Perché tu hai preso il death note, ovvio”

Ayanokouji ripensò al quaderno e le mancò il fiato.

“Vu… vuoi dire che davvero…?”

“Davvero che?”

“Davvero quel quaderno può uccidere la gente?”

“Per la precisione, si può usare quel quaderno per uccidere altre persone, nel rispetto delle regole scritte in esso

“Oddio… se avessi scritto qualche nome sarai diventata un’assassina…”

“Beh, che c’è di male?”

“Come sarebbe a dire che c’è di male?!”

“Quello che ho detto. Intanto, usando il quaderno nessuno potrebbe risalire a te, no? Quindi ad usarlo non corri alcun rischio”

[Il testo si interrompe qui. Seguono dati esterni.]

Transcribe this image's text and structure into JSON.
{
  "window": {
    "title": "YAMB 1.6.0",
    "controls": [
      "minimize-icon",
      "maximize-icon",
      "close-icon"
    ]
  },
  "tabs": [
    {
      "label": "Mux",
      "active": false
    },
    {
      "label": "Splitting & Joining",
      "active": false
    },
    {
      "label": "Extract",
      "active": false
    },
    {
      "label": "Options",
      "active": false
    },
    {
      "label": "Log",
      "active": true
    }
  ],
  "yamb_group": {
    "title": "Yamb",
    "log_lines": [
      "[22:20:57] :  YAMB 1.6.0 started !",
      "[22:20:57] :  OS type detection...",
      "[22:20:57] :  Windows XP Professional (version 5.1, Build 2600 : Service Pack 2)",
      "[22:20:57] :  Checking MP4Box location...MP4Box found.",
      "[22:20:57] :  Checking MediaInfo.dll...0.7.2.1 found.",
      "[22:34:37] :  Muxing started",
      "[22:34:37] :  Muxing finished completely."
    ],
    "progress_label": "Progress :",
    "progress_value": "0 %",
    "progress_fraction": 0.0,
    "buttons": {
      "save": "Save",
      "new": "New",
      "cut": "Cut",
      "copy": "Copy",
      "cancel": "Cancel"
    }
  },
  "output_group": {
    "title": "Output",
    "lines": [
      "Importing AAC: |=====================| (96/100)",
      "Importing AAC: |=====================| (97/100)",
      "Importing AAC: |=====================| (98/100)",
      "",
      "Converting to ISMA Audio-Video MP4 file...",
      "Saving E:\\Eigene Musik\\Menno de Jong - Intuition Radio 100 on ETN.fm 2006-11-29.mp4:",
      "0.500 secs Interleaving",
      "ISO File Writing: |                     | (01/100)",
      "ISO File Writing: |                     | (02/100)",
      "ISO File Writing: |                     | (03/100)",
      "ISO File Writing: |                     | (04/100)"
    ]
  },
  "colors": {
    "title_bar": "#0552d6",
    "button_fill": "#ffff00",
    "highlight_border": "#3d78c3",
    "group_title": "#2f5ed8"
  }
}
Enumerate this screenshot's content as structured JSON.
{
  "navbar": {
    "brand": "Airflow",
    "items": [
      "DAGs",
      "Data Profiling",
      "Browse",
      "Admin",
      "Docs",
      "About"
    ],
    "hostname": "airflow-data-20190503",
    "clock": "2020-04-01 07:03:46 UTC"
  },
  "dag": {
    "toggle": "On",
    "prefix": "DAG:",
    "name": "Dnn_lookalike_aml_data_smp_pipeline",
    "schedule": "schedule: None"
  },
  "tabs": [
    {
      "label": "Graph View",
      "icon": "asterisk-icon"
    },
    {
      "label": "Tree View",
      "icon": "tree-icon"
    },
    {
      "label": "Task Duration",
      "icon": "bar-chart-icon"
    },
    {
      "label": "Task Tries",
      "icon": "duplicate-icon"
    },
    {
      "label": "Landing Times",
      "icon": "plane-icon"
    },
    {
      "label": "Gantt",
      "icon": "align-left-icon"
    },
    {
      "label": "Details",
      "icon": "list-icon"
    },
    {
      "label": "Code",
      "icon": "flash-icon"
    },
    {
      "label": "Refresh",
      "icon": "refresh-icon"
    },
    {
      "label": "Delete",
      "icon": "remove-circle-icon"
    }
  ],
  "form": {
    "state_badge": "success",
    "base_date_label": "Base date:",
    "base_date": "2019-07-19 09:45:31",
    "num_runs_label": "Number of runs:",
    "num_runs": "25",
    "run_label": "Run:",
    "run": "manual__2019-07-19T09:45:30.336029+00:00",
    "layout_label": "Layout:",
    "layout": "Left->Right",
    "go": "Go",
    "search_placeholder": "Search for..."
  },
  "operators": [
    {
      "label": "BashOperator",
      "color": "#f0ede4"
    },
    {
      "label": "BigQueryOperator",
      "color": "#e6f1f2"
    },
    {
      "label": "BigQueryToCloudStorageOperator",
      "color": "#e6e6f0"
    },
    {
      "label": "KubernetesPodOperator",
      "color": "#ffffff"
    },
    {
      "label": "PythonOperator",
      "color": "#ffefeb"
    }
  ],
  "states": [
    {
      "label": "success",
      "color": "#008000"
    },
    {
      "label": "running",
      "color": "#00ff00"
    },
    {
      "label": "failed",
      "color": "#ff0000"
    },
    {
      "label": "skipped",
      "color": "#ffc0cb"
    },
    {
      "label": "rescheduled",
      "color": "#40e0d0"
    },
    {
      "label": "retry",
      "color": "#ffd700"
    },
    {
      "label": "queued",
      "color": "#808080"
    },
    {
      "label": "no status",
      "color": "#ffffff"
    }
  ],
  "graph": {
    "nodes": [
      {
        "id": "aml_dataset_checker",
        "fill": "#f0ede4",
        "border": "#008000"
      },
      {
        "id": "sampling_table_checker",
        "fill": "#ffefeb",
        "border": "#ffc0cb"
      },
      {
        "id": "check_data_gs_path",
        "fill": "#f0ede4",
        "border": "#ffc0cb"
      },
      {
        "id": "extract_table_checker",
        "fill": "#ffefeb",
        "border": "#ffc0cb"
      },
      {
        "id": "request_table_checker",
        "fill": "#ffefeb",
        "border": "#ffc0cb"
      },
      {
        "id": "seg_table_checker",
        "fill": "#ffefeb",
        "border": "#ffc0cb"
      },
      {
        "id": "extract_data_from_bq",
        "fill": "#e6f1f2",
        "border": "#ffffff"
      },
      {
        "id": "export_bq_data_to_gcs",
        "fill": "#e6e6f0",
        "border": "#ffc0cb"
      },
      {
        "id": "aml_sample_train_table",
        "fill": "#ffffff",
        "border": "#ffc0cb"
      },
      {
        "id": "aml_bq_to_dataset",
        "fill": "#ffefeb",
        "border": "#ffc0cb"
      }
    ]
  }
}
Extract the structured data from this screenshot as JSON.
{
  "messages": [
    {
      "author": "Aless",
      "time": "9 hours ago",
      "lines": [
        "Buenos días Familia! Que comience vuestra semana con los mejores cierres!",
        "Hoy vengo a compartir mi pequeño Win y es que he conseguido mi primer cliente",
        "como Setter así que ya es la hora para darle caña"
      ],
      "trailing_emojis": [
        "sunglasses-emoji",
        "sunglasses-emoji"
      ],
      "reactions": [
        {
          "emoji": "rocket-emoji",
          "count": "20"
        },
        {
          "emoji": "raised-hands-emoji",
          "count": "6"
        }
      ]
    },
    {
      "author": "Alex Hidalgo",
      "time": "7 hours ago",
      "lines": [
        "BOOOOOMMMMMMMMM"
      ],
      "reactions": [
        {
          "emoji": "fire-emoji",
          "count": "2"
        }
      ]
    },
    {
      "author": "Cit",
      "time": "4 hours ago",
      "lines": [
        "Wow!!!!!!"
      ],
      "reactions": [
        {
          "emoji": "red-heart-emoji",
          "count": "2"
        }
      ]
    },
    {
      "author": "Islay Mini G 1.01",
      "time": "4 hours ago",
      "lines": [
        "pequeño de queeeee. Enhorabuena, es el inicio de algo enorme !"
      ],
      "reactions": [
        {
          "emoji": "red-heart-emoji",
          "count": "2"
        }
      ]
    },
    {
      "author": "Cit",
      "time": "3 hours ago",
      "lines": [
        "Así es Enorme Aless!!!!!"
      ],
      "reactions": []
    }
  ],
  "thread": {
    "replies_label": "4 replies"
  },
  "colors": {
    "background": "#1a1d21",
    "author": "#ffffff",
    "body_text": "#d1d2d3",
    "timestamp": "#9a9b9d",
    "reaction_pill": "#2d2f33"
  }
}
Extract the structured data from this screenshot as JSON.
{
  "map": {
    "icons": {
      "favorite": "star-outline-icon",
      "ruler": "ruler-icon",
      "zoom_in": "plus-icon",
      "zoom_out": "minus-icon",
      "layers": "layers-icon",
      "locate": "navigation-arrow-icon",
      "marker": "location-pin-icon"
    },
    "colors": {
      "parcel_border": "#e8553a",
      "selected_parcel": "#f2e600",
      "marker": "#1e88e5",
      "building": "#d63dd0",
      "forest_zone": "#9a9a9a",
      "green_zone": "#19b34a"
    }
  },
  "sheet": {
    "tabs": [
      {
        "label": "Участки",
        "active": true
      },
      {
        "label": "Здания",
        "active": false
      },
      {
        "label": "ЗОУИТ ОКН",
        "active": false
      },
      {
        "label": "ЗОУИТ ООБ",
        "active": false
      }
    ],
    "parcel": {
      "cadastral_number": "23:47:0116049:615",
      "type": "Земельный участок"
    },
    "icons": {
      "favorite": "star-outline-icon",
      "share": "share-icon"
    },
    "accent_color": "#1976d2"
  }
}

Keito cercava di incoraggiarla ad usare il death note. Quando l’aveva vista tra la folla degli studenti aveva pensato di non essere stato così sfortunato: la ragazza aveva l’aspetto di una disposta ad usare ogni mezzo per raggiungere i suoi scopi. Naturalmente tra il dire e il fare c’è la stessa differenza che separa gli shinigami dagli umani, ed era normale che la prospettiva di uccidere la mettesse a disagio, ma Keito pensava di poterla convincere: se lei si fosse rifiutata di usare il death note, lui non avrebbe potuto manipolarla ai propri fini.

“Non è questione di essere scoperta” disse Ayanokouji “è proprio l’idea di commettere degli omicidi che non posso accettare”

“Suvvia, non mi dirai che una ragazza intelligente come te ha paura”

“Ma che paura e paura!” scattò lei “E poi perché fai questi discorsi? Vuoi che io uccida qualcuno?”

“No, ti propongo uno scambio”

Che scambio?”

“Io ti do il quaderno, e quindi la possibilità di uccidere chi vuoi, e in cambio tu accetti di agire per conto mio in alcuni affari che, a causa della mia natura di shinigami, non posso condurre autonomamente”

“Che genere di affari?”

“Non pensare a patti faustiani, sono molto più materialista: voglio giocare nella finanza! Le mie conoscenze e intuizioni sui movimenti di capitale globali sono infinitamente superiori a quelli di qualsiasi affarista umano. In più, la mia profonda preparazione in antropologia e sociologia mi permettere di valutare perfettamente gli impatti sociali delle scelte economiche, e quindi so dove e come investire al meglio. Per farla breve, se agisci in economia seguendo le mie indicazioni diventerai ricca sfondata… o meglio, diventeremo, visto che la maggior parte dei soldi me li prenderò io, ma comunque anche un venti per cento dei profitti ti basterà a superare in ricchezza la tua stessa famiglia”

“Addirittura?”

“Noi shinigami, a differenza degli umani, siamo perfettamente consci delle nostre capacità, per cui non pecchiamo di spacconeria, almeno nei nostri rapporti con voi. Ma se anche non mi credi, considera che comunque non ci perderesti niente. Alla fin fine, a te conviene accettare lo scambio”

Ma che cosa se ne fa dei soldi un dio della morte?”

“Dei soldi in sé, niente. Ma di certe cose che posso comprare con il denaro, molto”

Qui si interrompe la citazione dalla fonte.